Glyphosate : « Et si tout n’était qu’un théâtre d’ombre ? »

Ira ? Ira pas ? La Commission renouvellera-t-elle l’autorisation d’utilisation du glyphosate, la substance active du plus connu des herbicides, le Roundup ? Maintenant qu’il est clair que les Etats n’arriveront pas à dégager une majorité qualifiée sur le sujet, la Commission peut décider seule.

Depuis que le Centre international de recherche sur le cancer (CIRC), a classé le glyphosate parmi les substances « probablement cancérogènes », et même si toutes les autres évaluations, française, allemande, européenne, internationale, concluent que la substance n’est « probablement pas cancérogène », tout est bloqué. Le mal est fait, les mots sont dits. L’ombre du CIRC est trop grande.

L’ombre ? Et si justement, tout n’était qu’un vaudeville bruxellois, ou mieux, un théâtre d’ombre ? Dans un théâtre d’ombre, on croit voir des choses : Guignol taper sur le gendarme, Roméo embrasser Juliette, mais se touchent-ils vraiment ? Un léger décalage et le tour est joué. L’ombre nous fait croire ce qui n’est qu’apparence.

Un nouveau cheval de bataille

Tel est bien ce qui se passe en ce moment. Avec un décalage entre les attitudes et les intentions. L’absence de majorité qualifiée vient surtout des abstentions de poids lourds, France, Allemagne, Italie, bien embarrassés par cette affaire. La cause écologiste a trouvé avec le glyphosate un nouveau cheval de bataille. Avec une cause, des peurs, des manœuvres supposées des lobbys, et un ennemi identifié, car le fabricant du Roundup n’est autre que le tristement célèbre Monsanto, symbole des OGM.

Les tensions entre agriculture et environnement et entre ministres correspondants ne sont jamais loin. En France, la position a été arbitrée au niveau présidentiel. Nul doute que le retour en nombre, sinon en force (?) de ministres écologistes a pesé dans le choix. En politique, le poids ne se mesure pas en termes d’élus, ni même de voix, mais en médiatisation et en capacité de nuisance.

Et à ce jeu, les écologistes sont assez bons. En Allemagne, il y a le même clivage au sein de la coalition gouvernementale, devenue moins solide depuis le dossier des migrants. Les ministres SPD ont dit qu’ils refuseraient catégoriquement l’utilisation du glyphosate tandis que le ministre CDU de l’agriculture a dénoncé leur obstruction.

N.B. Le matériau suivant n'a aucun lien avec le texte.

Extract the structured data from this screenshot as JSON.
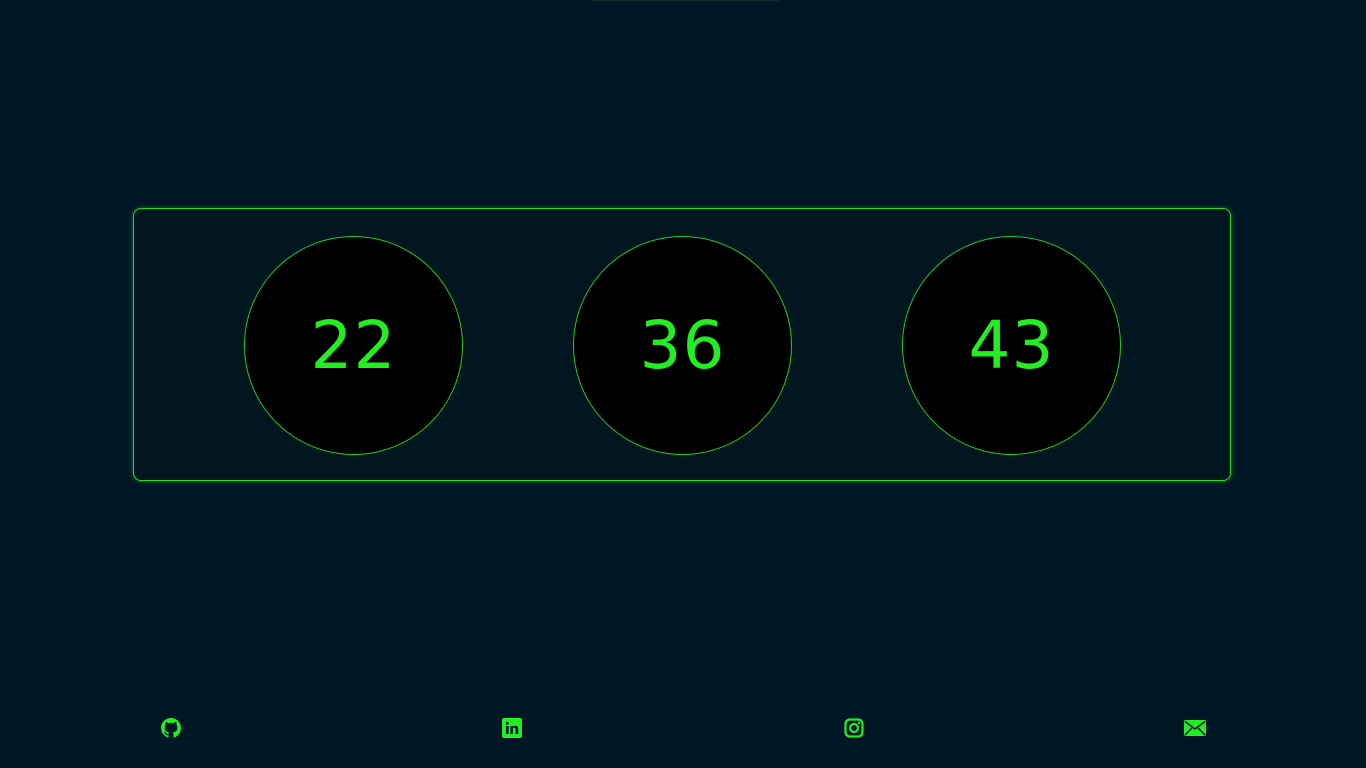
{
  "counters": [
    {
      "value": "22"
    },
    {
      "value": "36"
    },
    {
      "value": "43"
    }
  ],
  "footer": {
    "links": [
      {
        "icon": "github-icon"
      },
      {
        "icon": "linkedin-icon"
      },
      {
        "icon": "instagram-icon"
      },
      {
        "icon": "mail-icon"
      }
    ]
  },
  "colors": {
    "background": "#001826",
    "accent": "#22ee22",
    "circle_fill": "#000000"
  }
}
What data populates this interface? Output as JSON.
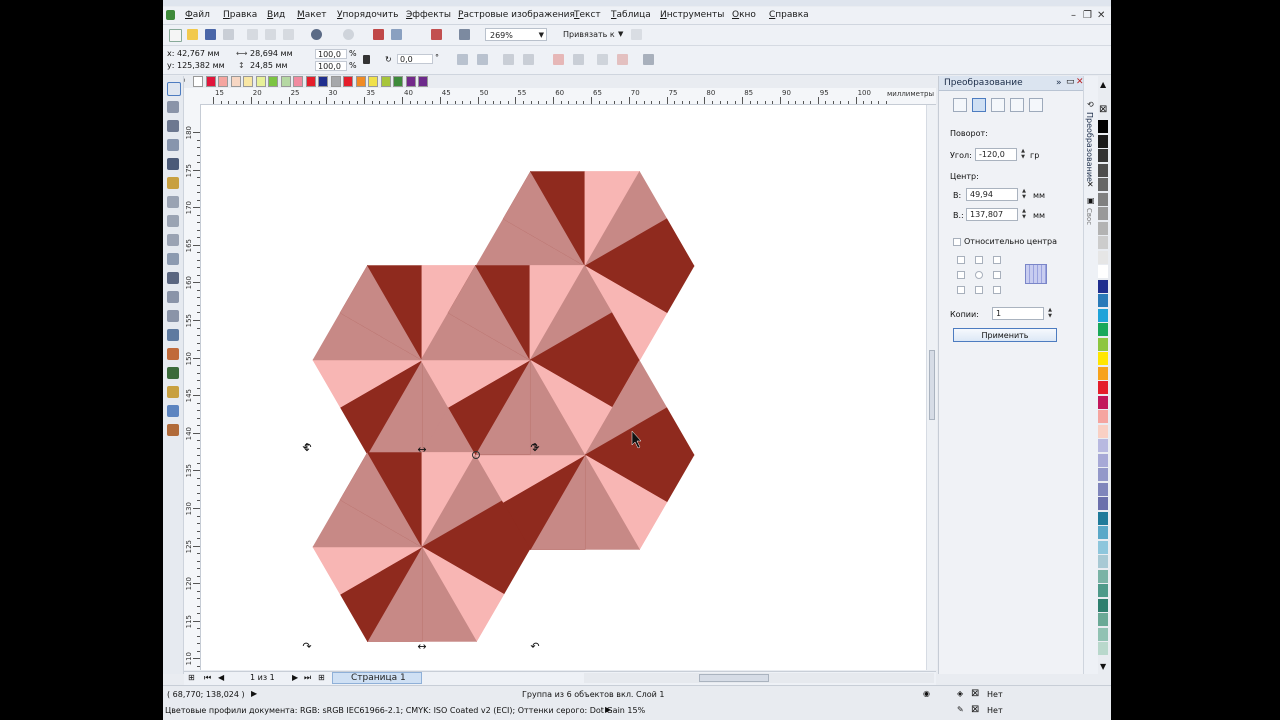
{
  "menu": {
    "items": [
      "Файл",
      "Правка",
      "Вид",
      "Макет",
      "Упорядочить",
      "Эффекты",
      "Растровые изображения",
      "Текст",
      "Таблица",
      "Инструменты",
      "Окно",
      "Справка"
    ]
  },
  "toolbar": {
    "zoom": "269%",
    "snap_label": "Привязать к"
  },
  "propbar": {
    "x": "х: 42,767 мм",
    "y": "у: 125,382 мм",
    "width": "28,694 мм",
    "height": "24,85 мм",
    "scale_w": "100,0",
    "scale_h": "100,0",
    "pct": "%",
    "rotation": "0,0",
    "deg": "°"
  },
  "colors": {
    "light": "#f8b6b4",
    "mid": "#c78986",
    "dark": "#8f2a1e",
    "accent": "#4d7cc0"
  },
  "palette_top": [
    "#ffffff",
    "#e1163c",
    "#f5a5a0",
    "#f7d7c4",
    "#f9e7a4",
    "#e8f19a",
    "#7cc443",
    "#b5d8a3",
    "#f18aa0",
    "#e41e2b",
    "#1f2e8e",
    "#a6a8ab",
    "#e41e2b",
    "#f08b25",
    "#f0e14b",
    "#a7c53b",
    "#3e8a3a",
    "#732a8a",
    "#6d2a8b"
  ],
  "palette_right": [
    "#000000",
    "#1a1a1a",
    "#333333",
    "#4d4d4d",
    "#666666",
    "#808080",
    "#999999",
    "#b3b3b3",
    "#cccccc",
    "#e6e6e6",
    "#ffffff",
    "#1f2e8e",
    "#2a7ab8",
    "#1fa3d9",
    "#19a85a",
    "#8dc63f",
    "#ffe600",
    "#f7a21b",
    "#e41e2b",
    "#c2185b",
    "#f5a5a0",
    "#f9d0c4",
    "#b8b9e0",
    "#a7a9d6",
    "#9398c9",
    "#7f85bb",
    "#6b70ac",
    "#1f7a9a",
    "#5aa8c8",
    "#8ec6dc",
    "#a8c9d4",
    "#7ab3a6",
    "#4e9a8a",
    "#2e7f6e",
    "#6aa996",
    "#91c2b3",
    "#b9d8cc"
  ],
  "ruler": {
    "h_ticks": [
      "15",
      "20",
      "25",
      "30",
      "35",
      "40",
      "45",
      "50",
      "55",
      "60",
      "65",
      "70",
      "75",
      "80",
      "85",
      "90",
      "95",
      "100"
    ],
    "h_unit": "миллиметры",
    "v_ticks": [
      "180",
      "175",
      "170",
      "165",
      "160",
      "155",
      "150",
      "145",
      "140",
      "135",
      "130",
      "125",
      "120",
      "115",
      "110"
    ]
  },
  "pagebar": {
    "page_counter": "1 из 1",
    "page_tab": "Страница 1"
  },
  "status": {
    "coords": "( 68,770; 138,024 )",
    "selection_info": "Группа из 6 объектов вкл. Слой 1",
    "color_profiles": "Цветовые профили документа: RGB: sRGB IEC61966-2.1; CMYK: ISO Coated v2 (ECI); Оттенки серого: Dot Gain 15%",
    "fill_none": "Нет",
    "outline_none": "Нет"
  },
  "docker": {
    "title": "Преобразование",
    "rotation_label": "Поворот:",
    "angle_label": "Угол:",
    "angle_value": "-120,0",
    "angle_unit": "гр",
    "center_label": "Центр:",
    "cx_label": "В:",
    "cx_value": "49,94",
    "cx_unit": "мм",
    "cy_label": "В.:",
    "cy_value": "137,807",
    "cy_unit": "мм",
    "relative_center": "Относительно центра",
    "copies_label": "Копии:",
    "copies_value": "1",
    "apply": "Применить",
    "vtab_transform": "Преобразование",
    "vtab_other": "Свoc"
  },
  "drawing": {
    "description_shapes": 6
  }
}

Sans arbitrage de la chancelière. Pour tous, l’abstention est l’échappatoire commode. En France, elle permet de préserver l’avenir, en Allemagne, elle permet de préserver le présent.

Et puis, l’abstention peut être aussi créative. Le blocage des Etats n’arrête pas le processus mais fait reporter la responsabilité sur la seule Commission. Elle peut être le joker qui débloque la partie. Car lorsqu’aucune majorité ne se dégage au niveau des Etats, la Commission peut décider, seule. Elle aurait le choix entre s’abstenir à son tour, ce qui revient à arrêter le glyphosate, ou renouveler une autorisation temporaire.

Un soulagement au-delà du monde agricole

En toute cohérence, au vu des avis qu’elle a sollicité et qui vont dans le même sens, elle devrait donner son feu vert au renouvellement. Mais la Commission a aussi ses contraintes et est aussi tiraillée que les Etats. Elle doit arbitrer entre l’impopularité et les campagnes d’opinion qui ne manqueront pas d’évoquer l’influence des lobbys, et l’occasion de retrouver du crédit auprès des agriculteurs.

Un arrêt du glyphosate serait extrêmement embarrassant pour eux et mettrait un tonneau d’huile dans le feu des campagnes. La Commission trouve là une occasion d’être l’alliée objective des agriculteurs. Cela n’est pas si fréquent. Le bénéfice de l’autorisation soulagerait au-delà du monde agricole. Comme la SNCF, par exemple, qui épand massivement l’herbicide pour nettoyer ses voies et qui n’est guère emballée à l’idée de demander à ses agents d’entretien de prendre des binettes pour arracher les mauvaises herbes.

Et puis surtout, cela arrangerait quelques Etats qui feignent le refus mais espèrent sans le dire que l’autorisation soit donnée sans en apparaître les complices. C’est peut-être ça l’abstention créative. Ce n’est pas très courageux, mais c’est très politique, ce qui revient souvent au même, il faut bien le dire.

Nicolas-Jean Brehon, professeur à l’Institut des hautes études de droit rural et d’économie agricole.